The greenback also dropped from six-month highs against the yen and slid to a two-week trough versus the euro after the U.S. manufacturing report.
The Institute for Supply Management’s (ISM) index of national factory activity fell to 48.1 in November from 48.3 in October, down for a fourth month. The reading was below expectations of 49.2 from a Reuters poll of 57 economists.
A separate report on Monday showed U.S. construction spending in October dropped as well, falling 0.8% as investment in private projects tumbled to the lowest level in three years.
“What this means for the dollar is that we could potentially see another rate cut from the Federal Reserve next year,” said Karl Schamotta, chief market strategist at Cambridge Global Payments in Toronto.
The Fed has cut interest rates three times this year and at its last monetary policy meeting it signalled it would be data-dependent going forward.
“We could also require additional monetary stimulus and as a result yields are coming under a little pressure and you’re seeing other counterpart currencies gaining,” Schamotta added.
In late morning trading, the dollar index .DXY was last down 0.3% at 97.942 after dropping to 97.917, a two-week low.
The drop in the dollar index pushed the euro to a two-week high. It was last up 0.5% at $1.1070 EUR=.
The dollar also fell 0.2% against the yen, to 109.12 yen JPY=, after hitting 109.72 yen, the highest since May.
Earlier in the session the greenback gained against the yen after an unexpected rebound in Chinese manufacturing activity lifted hopes of a brighter outlook for world growth.
Prior to Monday’s U.S. manufacturing data, the greenback had been on an uptrend against the yen for the last few weeks, rising in seven of nine sessions.
The latest data out of China, the world’s second-biggest economy, set the tone for currency markets. Chinese factory activity expanded at the quickest pace in almost three years in November, a private business survey showed on Monday, following upbeat official data over the weekend.

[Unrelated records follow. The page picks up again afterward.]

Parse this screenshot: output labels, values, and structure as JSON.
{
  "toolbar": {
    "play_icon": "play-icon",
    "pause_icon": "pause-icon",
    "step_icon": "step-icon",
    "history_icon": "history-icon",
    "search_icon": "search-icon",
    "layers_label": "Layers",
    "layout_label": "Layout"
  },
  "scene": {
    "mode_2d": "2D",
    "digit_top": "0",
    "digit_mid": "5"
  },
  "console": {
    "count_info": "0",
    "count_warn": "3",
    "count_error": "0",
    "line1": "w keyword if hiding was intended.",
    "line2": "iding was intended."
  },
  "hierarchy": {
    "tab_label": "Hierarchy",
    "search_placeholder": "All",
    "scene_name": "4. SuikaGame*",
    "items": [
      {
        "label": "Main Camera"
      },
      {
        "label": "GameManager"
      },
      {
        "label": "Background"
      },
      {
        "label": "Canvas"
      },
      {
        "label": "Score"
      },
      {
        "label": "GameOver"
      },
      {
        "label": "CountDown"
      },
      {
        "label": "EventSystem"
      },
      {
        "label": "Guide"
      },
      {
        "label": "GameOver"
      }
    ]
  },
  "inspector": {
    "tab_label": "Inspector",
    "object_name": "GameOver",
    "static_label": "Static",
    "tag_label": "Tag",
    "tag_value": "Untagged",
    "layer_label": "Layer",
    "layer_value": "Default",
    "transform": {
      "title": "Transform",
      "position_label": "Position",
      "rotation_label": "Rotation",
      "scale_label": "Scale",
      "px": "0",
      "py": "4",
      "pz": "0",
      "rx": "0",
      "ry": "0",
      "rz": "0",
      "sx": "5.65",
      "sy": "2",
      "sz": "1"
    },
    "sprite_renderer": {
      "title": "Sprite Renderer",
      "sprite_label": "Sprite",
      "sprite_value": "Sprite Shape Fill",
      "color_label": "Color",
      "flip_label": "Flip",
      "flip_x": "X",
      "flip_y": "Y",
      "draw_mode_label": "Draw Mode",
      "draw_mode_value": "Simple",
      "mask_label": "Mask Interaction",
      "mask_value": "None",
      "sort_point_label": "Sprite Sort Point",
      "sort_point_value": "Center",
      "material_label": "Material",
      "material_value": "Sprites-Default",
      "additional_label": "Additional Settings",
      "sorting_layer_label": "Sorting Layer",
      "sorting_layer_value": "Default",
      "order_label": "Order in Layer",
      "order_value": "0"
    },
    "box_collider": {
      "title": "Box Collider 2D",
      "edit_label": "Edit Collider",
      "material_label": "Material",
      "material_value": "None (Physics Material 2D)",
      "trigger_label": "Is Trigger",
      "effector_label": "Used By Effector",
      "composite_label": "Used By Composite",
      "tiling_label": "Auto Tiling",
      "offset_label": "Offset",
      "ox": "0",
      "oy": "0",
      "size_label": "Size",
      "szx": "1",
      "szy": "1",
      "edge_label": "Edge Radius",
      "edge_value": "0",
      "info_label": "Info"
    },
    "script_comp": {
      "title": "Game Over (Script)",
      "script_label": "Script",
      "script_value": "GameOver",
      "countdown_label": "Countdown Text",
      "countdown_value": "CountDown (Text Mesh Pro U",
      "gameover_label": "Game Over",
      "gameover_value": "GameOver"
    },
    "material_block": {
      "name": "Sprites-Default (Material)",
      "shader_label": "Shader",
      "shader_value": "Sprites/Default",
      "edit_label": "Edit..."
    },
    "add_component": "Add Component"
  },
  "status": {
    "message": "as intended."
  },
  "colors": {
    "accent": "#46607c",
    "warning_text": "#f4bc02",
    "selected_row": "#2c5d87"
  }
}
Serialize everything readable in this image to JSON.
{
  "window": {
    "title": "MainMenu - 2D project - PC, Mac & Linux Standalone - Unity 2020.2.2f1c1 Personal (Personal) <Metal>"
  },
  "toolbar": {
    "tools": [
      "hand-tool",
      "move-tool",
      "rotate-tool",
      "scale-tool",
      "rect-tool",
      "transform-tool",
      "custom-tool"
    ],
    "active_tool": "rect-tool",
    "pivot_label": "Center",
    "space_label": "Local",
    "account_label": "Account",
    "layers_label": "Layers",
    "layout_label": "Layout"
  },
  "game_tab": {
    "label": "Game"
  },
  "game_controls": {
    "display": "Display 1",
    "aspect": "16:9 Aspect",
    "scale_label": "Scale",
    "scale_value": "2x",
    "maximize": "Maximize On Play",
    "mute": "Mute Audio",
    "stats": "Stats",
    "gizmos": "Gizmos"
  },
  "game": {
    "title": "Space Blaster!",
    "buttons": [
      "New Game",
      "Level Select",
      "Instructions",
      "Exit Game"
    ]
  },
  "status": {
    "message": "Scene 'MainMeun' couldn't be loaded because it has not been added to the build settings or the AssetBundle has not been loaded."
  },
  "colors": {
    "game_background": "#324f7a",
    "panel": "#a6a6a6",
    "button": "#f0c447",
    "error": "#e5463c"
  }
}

The survey also showed total new orders and factory production at buoyant levels.
In other trading, sterling GBP=D3 was down 0.1% at $1.2920 as polls pointed to a narrowing lead for the governing Conservative Party before the UK’s Dec. 12 election.
“There are increasing parallels with the way polls played out in 2017 with what we’re seeing now, so that could cap the upside for sterling,” said Jeremy Stretch, head of G10 FX strategy at CIBC capital markets, referring to the last UK election two years ago.